If you need a more, shall we say, “English” interpretation of patent claims, without a doctrine of equivalents, perhaps you should head towards London, although in due course Lilly will no doubt be asking the English Court to adopt a more Teutonic approach.

This AdvoKat wonders if Mr Justice Arnold has put the Kat amongst the pigeons with this decision. Is this start of a brave new alternative to the UPC? Is this the start of a new round of forum shopping across Europe?

Mr Justice Arnold
While this might be good news in support of the gradual unification of the approach across Europe, especially of claim construction, will our continental cousins be feeling rather left out, or even snubbed by the English Court? How time-consuming and costly are actions for infringement (or rather declaratory relief in this case) where the Judge sitting in Paris, Dusseldorf, Milan or Madrid knows his own country’s approach to determining the scope of the claims inside out, and no witnesses as to that particular law are required? Why should the English Court cast aside comity considerations, when the Courts of each member state would be perfectly capable at determining what pharmaceuticals can and cannot be released onto their respective national markets?
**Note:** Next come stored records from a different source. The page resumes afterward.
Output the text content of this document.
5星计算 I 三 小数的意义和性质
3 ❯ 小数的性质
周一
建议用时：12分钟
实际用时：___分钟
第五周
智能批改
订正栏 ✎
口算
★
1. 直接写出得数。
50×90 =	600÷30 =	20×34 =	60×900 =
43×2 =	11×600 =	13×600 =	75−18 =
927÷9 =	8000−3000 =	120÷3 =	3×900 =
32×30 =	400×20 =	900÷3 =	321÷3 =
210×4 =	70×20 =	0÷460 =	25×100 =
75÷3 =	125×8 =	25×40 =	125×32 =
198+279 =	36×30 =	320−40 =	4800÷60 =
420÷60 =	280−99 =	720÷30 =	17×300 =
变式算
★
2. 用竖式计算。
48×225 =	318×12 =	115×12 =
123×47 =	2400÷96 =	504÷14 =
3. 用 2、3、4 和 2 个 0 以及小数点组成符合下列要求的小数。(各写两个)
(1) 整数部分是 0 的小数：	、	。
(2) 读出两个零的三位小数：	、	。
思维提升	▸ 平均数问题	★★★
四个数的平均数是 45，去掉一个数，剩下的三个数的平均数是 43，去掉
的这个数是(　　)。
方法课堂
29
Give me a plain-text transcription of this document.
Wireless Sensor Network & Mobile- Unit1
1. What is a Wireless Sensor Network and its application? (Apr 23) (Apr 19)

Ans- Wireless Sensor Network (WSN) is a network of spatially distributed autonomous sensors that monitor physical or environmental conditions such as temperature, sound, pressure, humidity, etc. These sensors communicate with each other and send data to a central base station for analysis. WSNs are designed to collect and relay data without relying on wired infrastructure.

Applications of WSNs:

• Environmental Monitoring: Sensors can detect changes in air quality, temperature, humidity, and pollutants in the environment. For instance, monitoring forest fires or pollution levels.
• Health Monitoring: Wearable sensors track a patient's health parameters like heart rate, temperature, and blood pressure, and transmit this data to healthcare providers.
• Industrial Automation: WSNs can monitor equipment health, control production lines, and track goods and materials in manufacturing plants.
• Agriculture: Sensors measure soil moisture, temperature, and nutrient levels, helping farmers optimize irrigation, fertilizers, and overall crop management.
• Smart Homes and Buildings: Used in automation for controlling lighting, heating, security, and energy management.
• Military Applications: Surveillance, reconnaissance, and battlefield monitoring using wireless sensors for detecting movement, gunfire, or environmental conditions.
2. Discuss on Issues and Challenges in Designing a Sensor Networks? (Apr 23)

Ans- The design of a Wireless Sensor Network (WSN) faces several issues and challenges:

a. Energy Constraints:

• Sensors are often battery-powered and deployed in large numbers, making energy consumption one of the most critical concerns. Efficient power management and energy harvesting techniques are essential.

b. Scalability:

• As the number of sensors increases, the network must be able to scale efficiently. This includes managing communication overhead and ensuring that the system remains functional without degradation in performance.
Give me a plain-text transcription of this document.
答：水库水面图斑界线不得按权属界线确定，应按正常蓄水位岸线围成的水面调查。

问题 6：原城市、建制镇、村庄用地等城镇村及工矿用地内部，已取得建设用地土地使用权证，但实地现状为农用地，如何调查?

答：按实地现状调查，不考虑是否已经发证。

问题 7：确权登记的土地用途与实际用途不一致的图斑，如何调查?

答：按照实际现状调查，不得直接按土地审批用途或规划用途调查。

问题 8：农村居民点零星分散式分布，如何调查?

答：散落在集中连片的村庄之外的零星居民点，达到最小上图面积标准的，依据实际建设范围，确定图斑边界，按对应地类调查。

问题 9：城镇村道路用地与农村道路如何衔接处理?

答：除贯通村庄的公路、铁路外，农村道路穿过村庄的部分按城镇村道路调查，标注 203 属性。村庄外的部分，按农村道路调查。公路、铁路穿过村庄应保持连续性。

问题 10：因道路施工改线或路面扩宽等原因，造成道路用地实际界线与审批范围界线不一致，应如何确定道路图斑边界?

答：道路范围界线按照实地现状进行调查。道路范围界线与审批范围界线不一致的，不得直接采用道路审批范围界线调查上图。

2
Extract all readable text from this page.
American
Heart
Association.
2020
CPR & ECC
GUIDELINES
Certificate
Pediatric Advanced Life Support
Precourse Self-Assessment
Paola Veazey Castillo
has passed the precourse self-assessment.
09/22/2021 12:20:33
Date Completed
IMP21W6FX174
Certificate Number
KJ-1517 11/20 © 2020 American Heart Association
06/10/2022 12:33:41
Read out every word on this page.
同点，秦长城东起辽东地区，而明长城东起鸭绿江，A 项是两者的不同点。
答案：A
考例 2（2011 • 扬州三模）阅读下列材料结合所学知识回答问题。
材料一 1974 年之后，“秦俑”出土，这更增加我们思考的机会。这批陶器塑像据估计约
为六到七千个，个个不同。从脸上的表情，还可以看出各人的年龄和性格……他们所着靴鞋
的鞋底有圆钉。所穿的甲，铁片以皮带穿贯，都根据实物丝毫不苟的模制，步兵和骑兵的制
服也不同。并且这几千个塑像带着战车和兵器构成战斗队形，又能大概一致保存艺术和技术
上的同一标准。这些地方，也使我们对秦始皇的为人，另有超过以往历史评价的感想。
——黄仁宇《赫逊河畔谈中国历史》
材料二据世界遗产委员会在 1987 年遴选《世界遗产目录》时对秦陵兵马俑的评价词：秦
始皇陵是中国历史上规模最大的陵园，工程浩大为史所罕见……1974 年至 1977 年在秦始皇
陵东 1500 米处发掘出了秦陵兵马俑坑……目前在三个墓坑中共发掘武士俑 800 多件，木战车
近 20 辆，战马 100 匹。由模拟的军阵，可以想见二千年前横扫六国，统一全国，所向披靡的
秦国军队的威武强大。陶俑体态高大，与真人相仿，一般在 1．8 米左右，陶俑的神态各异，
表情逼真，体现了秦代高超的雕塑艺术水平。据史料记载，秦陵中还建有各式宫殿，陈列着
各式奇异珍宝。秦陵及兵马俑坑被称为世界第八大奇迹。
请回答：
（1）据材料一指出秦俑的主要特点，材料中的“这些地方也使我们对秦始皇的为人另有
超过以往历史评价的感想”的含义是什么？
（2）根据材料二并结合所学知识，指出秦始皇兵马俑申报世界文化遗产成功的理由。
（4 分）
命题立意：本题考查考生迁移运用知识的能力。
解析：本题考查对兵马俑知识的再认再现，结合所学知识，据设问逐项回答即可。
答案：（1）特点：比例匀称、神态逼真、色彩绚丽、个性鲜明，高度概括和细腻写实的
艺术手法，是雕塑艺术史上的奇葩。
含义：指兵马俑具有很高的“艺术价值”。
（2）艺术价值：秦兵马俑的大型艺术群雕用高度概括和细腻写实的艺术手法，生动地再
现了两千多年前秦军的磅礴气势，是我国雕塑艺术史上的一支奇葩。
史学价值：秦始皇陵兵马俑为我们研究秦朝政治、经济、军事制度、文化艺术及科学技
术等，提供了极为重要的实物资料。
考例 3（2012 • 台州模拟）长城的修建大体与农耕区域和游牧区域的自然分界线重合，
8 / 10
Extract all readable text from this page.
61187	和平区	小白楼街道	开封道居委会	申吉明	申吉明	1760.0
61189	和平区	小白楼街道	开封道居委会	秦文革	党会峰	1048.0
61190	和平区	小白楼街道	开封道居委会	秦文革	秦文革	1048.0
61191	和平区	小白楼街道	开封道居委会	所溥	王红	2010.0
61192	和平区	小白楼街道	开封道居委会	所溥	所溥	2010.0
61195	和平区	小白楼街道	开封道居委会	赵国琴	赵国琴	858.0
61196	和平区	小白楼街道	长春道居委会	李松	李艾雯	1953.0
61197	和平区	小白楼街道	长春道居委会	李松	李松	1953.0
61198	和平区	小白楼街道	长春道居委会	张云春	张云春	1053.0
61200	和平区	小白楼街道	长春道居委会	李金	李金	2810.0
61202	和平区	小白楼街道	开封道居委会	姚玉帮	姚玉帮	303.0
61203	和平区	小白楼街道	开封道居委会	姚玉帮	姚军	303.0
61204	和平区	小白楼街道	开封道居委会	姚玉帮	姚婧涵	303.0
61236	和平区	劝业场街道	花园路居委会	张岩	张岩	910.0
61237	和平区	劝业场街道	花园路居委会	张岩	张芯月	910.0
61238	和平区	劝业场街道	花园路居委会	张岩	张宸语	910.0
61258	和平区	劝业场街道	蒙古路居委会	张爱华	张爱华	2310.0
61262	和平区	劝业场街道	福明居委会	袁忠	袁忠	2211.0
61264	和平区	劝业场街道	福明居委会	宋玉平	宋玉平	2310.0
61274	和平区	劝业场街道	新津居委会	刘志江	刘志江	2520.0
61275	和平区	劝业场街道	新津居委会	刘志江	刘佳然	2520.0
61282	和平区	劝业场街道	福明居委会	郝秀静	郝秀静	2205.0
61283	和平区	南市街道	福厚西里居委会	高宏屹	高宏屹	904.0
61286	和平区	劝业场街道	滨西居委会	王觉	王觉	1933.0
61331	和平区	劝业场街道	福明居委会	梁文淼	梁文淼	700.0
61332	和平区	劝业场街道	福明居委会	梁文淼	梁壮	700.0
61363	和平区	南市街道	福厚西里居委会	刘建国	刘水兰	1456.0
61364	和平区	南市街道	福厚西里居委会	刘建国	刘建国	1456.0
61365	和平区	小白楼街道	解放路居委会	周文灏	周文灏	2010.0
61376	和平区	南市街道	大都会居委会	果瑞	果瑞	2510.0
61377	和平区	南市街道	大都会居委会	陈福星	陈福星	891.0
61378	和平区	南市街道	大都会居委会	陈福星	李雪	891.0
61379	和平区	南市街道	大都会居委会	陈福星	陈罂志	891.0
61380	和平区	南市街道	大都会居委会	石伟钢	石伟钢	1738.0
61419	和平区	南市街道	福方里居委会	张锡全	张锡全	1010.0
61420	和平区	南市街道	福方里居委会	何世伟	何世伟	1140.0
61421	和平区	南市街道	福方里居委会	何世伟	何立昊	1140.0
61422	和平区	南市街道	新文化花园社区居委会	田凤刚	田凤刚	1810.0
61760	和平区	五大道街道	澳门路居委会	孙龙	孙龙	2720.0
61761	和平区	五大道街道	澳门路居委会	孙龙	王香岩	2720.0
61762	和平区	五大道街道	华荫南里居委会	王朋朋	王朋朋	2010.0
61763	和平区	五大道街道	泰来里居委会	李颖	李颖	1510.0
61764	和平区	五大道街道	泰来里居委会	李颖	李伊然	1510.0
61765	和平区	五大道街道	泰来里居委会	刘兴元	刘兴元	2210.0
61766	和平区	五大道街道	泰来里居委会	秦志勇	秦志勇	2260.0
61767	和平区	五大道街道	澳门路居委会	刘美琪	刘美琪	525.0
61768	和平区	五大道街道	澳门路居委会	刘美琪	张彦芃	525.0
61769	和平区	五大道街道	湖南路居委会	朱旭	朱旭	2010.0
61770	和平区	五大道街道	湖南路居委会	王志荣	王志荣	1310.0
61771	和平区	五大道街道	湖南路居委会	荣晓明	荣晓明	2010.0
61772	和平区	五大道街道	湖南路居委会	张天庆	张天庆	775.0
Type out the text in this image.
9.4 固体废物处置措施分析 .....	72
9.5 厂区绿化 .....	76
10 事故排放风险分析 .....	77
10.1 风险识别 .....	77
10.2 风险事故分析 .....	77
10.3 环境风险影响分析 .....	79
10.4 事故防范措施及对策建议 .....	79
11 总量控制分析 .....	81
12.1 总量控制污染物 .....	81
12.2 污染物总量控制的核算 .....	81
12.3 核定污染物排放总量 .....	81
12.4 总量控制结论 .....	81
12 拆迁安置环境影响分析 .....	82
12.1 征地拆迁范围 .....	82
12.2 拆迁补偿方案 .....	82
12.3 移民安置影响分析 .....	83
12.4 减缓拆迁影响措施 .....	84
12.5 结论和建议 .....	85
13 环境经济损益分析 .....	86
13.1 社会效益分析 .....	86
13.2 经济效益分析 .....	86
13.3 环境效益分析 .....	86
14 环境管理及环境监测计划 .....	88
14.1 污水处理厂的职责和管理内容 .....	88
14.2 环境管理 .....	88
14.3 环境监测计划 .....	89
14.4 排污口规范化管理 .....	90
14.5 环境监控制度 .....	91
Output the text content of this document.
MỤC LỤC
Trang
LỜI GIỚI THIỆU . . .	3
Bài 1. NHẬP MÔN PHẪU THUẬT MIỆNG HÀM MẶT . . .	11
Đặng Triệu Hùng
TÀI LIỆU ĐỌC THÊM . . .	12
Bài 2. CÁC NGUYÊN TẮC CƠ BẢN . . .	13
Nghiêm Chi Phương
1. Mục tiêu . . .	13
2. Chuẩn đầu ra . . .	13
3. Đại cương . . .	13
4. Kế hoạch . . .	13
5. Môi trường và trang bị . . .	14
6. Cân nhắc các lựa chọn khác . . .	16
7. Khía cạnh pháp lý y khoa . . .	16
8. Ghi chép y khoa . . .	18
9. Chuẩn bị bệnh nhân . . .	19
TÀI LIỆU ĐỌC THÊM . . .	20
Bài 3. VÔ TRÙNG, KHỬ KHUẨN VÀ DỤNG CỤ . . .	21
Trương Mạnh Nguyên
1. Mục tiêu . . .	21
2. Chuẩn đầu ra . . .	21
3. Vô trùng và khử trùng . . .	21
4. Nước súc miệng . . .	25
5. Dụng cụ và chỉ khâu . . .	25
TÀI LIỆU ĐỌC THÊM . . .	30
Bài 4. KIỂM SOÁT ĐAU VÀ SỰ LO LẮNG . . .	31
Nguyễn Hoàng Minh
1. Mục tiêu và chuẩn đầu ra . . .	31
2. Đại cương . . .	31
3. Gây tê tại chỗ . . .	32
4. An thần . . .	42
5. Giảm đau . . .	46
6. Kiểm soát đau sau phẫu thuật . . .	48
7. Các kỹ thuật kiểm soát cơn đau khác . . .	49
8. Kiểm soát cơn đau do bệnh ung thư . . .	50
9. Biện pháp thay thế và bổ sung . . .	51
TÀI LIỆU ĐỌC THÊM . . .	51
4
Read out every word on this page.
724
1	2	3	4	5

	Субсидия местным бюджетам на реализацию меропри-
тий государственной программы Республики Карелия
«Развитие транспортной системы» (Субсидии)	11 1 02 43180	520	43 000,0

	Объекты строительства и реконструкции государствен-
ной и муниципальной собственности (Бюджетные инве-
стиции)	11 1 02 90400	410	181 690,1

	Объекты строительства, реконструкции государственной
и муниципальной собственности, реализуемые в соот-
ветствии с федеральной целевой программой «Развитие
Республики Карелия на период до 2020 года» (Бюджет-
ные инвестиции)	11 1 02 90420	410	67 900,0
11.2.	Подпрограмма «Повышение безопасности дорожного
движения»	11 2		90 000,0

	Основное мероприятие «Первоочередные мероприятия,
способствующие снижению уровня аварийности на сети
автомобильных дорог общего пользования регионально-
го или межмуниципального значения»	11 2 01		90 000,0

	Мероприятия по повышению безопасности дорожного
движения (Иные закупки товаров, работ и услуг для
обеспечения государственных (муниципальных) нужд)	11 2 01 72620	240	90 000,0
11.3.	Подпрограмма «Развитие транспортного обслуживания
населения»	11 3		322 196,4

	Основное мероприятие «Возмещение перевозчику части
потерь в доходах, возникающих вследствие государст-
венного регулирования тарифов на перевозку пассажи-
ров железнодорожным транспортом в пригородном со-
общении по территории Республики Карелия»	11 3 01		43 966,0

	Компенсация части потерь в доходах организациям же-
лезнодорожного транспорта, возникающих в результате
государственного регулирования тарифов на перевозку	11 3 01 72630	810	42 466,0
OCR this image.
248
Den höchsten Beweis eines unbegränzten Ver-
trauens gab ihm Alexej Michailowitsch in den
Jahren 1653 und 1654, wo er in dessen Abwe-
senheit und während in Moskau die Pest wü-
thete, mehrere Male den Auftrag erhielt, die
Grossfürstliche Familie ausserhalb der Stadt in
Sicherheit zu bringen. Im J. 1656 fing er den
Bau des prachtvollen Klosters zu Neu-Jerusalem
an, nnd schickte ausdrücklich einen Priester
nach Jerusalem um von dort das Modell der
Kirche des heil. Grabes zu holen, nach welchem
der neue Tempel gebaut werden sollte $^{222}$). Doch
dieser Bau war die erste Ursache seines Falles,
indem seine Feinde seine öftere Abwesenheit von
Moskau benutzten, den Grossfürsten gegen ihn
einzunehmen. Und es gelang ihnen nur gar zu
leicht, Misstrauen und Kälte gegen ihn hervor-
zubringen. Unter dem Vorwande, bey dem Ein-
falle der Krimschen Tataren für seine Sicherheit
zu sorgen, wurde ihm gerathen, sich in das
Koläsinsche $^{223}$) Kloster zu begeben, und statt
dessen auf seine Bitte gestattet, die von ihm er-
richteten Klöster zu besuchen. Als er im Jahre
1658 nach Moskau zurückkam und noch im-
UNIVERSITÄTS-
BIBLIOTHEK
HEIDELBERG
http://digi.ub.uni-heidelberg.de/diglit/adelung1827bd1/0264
Clearly the facts of this case are a little unusual, in that there will be no challenge to the validity of the patent (Actavis is a party to the EPO opposition to it), and Actavis merely wants declarations of non-infringement. If the alleged infringer is happy to fight its patent wars without national validity challenges, then it appears now that it should come to London if it wants to consolidate. However, it is far from clear whether, for example, the French Courts would decide the jurisdiction case the same way (see the decision of the Paris First Instance Court in Dijkstra v Saier dated 5 November 2003). Is therefore the most cost-effective route to start an opposition before the EPO, and challenge all the designations in one action in London?

Perhaps, ponders this Kat, we could also start to dampen the effect of Article 22(4) and GAT v LuK by developing bilateral recognition of judgments on validity either between parties or at a national level. Will this be the smoothest path to achieve true harmonisation of patent litigation (and avoid the need to trouble the CJEU) without bypassing our fellow member states?

5 comments:

Suleman said...

I don't have any comment on the cross border aspects of the case, but as a spectator to purposive construction developments it would be wonderful for the Court to decided that 'disodium' covers 'dipotassium' and presumably Actavis have a fear it might do.. As a junior I was always told purposive construction does not apply to chemical cases. However, one never knows what clever arguments might achieve.

Tales from Hoffmann said...

Ask not 'does purposive construction apply to chemical cases?' but 'what would the skilled addressee understand the patentee to have meant by the words he has used?'.

Anonymous said...

Well... maybe the best choice would be for Lilly to close their department in the UK and open up somewhere else, where courts are more open to equivalents.

Anonymous said...

The last comment sounds... "I'm gonna make him an offer he can't refuse"

It's no positive to blend different things. Don't you think?

Anonymous said...

The last comment sounds... "I'm gonna make him an offer he can't refuse"

It's no positive to blend different things. Don't you think?